- The rally in US stocks may prove to be “fleeting than long-lasting,” according to a Wells Fargo strategist.
- That’s because investor sentiment going into earnings season this year was so low that the only way is up.
- “When you really lower the bar it’s hard to trip over,” Anna Han told Bloomberg.
US stocks have kicked off 2023 on a high as a risk-off tone pervades markets, but the rally may not last for long, according to a Wells Fargo strategist.
In an interview with Bloomberg on Thursday, securities equity strategist Anna Han said the optimism in the US stock market is “odd to see,” since January is typically a month when investors stand down from high-risk assets.

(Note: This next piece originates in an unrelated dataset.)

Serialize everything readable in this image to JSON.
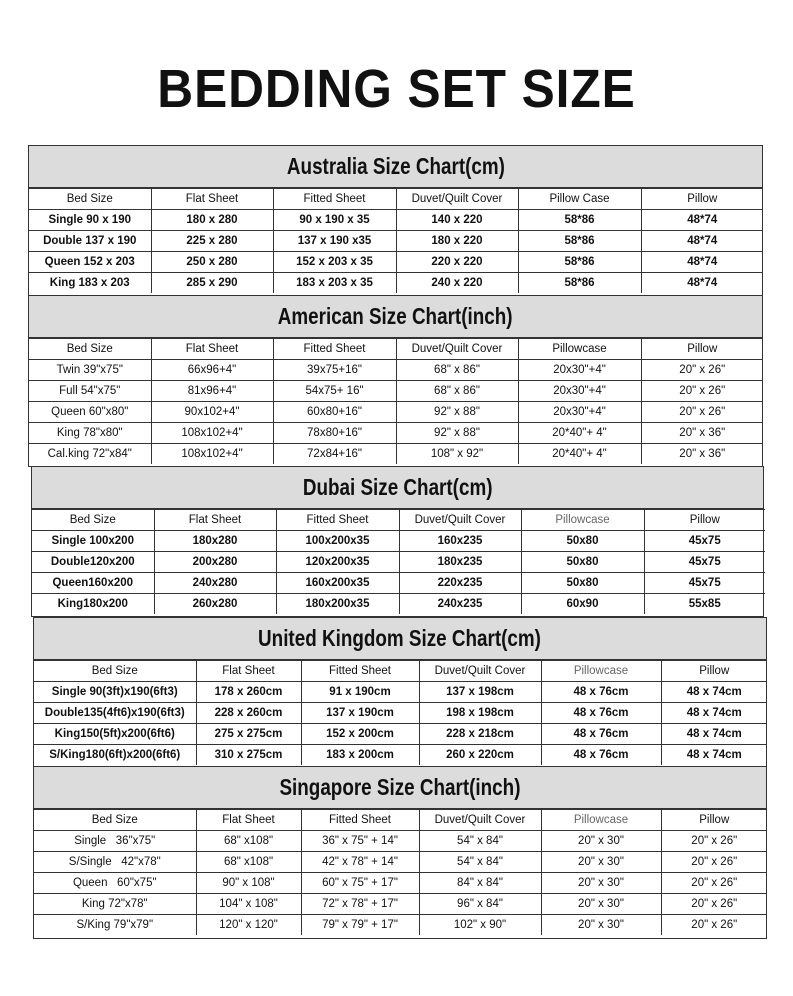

“That’s not been the case this time. You’re seeing people bid for risk, and you’re seeing equities come out of the gates hot,” Han said. It might be because investor sentiment toward the end of last year and coming into 2023’s earning season was so poor, she added.
“Seeing that not as bad as feared sort of tone is helping equities rally,” Han said. But such investor appetite for risk likely won’t carry through the year, she added.
“I think this risk appetite is more likely to be fleeting than long-lasting,” Han said.
The S&P 500, Nasdaq Composite and Dow Jones have all set off the year in the green, rising 5.75%, 9.99% and 2.42%, respectively. The three indexes got a further boost Thursday as investors cheered strong GDP data and Tesla earnings.
“I think right now, we’re getting a bit of that relief, but when you really lower the bar it’s hard to trip over,” Han said. “And yet what we’re seeing from earnings season is a tone, and also from economic data, that the consumer is somewhat healthy, they are slowly starting to pull back on their spending,” she added.
Meanwhile, corporates are cutting their earnings growth and feeling their margin pressures but it’s not such an aggressive contraction, Han continued.
In a recent report, the Bank of America noted that companies across the board are lowering their earnings outlooks for 2023 as fourth-quarter earnings season gets under way – and it’s an early sign of trouble.